Visualize misclassified examples: Show images where the model made errors. This helps to understand why it made mistakes (e.g., poor image quality, similar appearance, background noise).
Confidence analysis: Look at the prediction probabilities for misclassified items. Did the model make a confident wrong prediction or was it uncertain?

In [None]:
# Get misclassified indices
misclassified_indices = np.where(y_true_classes != y_pred_classes)[0]
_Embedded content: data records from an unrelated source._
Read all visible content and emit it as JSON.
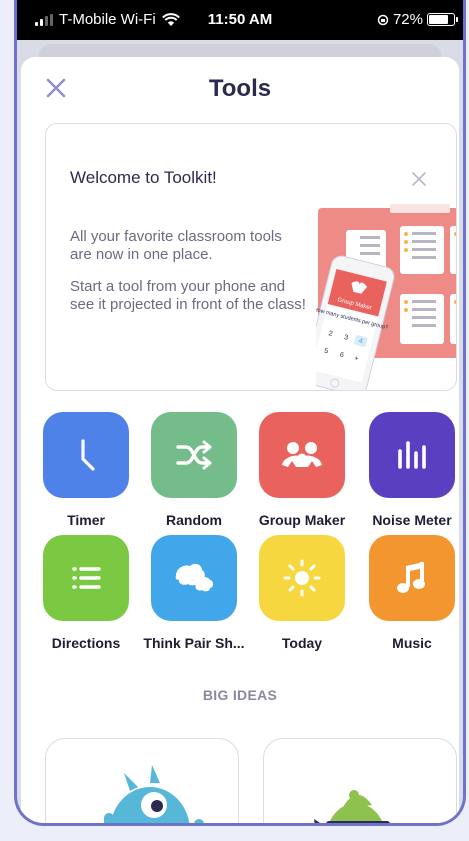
{
  "status": {
    "carrier": "T-Mobile Wi-Fi",
    "time": "11:50 AM",
    "battery": "72%"
  },
  "header": {
    "title": "Tools",
    "close_icon": "close-icon"
  },
  "welcome": {
    "title": "Welcome to Toolkit!",
    "line1": "All your favorite classroom tools are now in one place.",
    "line2": "Start a tool from your phone and see it projected in front of the class!",
    "phone_screen_title": "Group Maker",
    "phone_prompt": "How many students per group?",
    "keypad": [
      "2",
      "3",
      "4",
      "5",
      "6",
      "+"
    ]
  },
  "tools": [
    {
      "label": "Timer",
      "icon": "timer-icon",
      "color": "#4f82e8"
    },
    {
      "label": "Random",
      "icon": "shuffle-icon",
      "color": "#74bc89"
    },
    {
      "label": "Group Maker",
      "icon": "group-icon",
      "color": "#ea625e"
    },
    {
      "label": "Noise Meter",
      "icon": "noise-meter-icon",
      "color": "#5a3fc0"
    },
    {
      "label": "Directions",
      "icon": "list-icon",
      "color": "#7bc943"
    },
    {
      "label": "Think Pair Sh...",
      "icon": "chat-bubbles-icon",
      "color": "#42a7ea"
    },
    {
      "label": "Today",
      "icon": "sun-icon",
      "color": "#f6d73f"
    },
    {
      "label": "Music",
      "icon": "music-note-icon",
      "color": "#f3962f"
    }
  ],
  "big_ideas": {
    "title": "BIG IDEAS"
  },
  "colors": {
    "accent": "#6d74c7",
    "title": "#2c2a50"
  }
}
if len(misclassified_indices) > 0:
    print("\nAnalyzing Misclassified Images:")
    plt.figure(figsize=(15, 12))
    for i, idx in enumerate(misclassified_indices[:15]): # Show up to 15 misclassified images
        img_path = test_generator.filepaths[idx]
        true_label = CLASS_NAMES[y_true_classes[idx]]
        predicted_label = CLASS_NAMES[y_pred_classes[idx]]
        confidence = y_pred_probs[idx][y_pred_classes[idx]] * 100 # Confidence of predicted class

        img = plt.imread(img_path)
        plt.subplot(3, 5, i + 1) # Adjust subplot grid based on number of images to show
        plt.imshow(img)
        plt.title(f"True: {true_label}\nPred: {predicted_label} ({confidence:.1f}%)",
                  color='red' if true_label != predicted_label else 'green', fontsize=10)
        plt.axis('off')
    plt.tight_layout()
    plt.show()

    # You can also filter for specific confused pairs
    # For example, to see cardboard misclassified as paper
    cardboard_as_paper_indices = [
        i for i in misclassified_indices
        if CLASS_NAMES[y_true_classes[i]] == 'cardboard' and CLASS_NAMES[y_pred_classes[i]] == 'paper'
    ]
    # Display these specific misclassifications as well

Data Insights & Actionable Recommendations

Impact of class imbalance: If you found an imbalance in Notebook 1.0, discuss how it might affect per-class performance (e.g., lower recall for minority classes). Suggest strategies (data augmentation, weighted loss, over/undersampling).
Dataset Limitations: Based on misclassifications, identify limitations of the current dataset (e.g., lack of diverse lighting, occlusions, too many similar backgrounds).
Potential Improvements:
Data Augmentation: Which augmentations might specifically help with identified issues?
Model Architecture: Could a different pre-trained model or fine-tuning strategy improve things?
Preprocessing: Any further steps (e.g., background removal, stronger contrast enhancement) that could help?
Error Correction: For a real-world system, how would these errors be handled? (e.g., human review for uncertain predictions).
Real-world implications: How do these insights translate to the actual deployment of an automated waste sorting system?

In [None]:
print("\nActionable Insights & Recommendations:")
print("- **Class Imbalance:** While TrashNet is relatively balanced, consider how imbalances in real-world data might impact sorting efficiency. Strategies like data augmentation tailored to underrepresented classes or weighted loss functions during training can mitigate this.")
print("- **Visual Ambiguity:** The confusion between 'metal' and 'trash' or 'paper' and 'cardboard' suggests visual ambiguity. Incorporating multi-modal data (e.g., weight, material properties) or more advanced image processing to highlight textures/shapes could improve this.")
print("- **Robustness to Conditions:** The model's difficulty with poor lighting or occlusions indicates a need for more diverse training data that simulates real-world collection environments. Augmenting with various lighting conditions or even synthetic data could be beneficial.")
print("- **Continuous Learning:** In a deployed system, a feedback loop where misclassified items are reviewed and added to the training data can lead to continuous improvement.")

Conclusion & Next Steps

Summarize the key insights gained from the analysis.
Outline concrete next steps or future work based on these insights, connecting back to the README.md's "Future Work" section.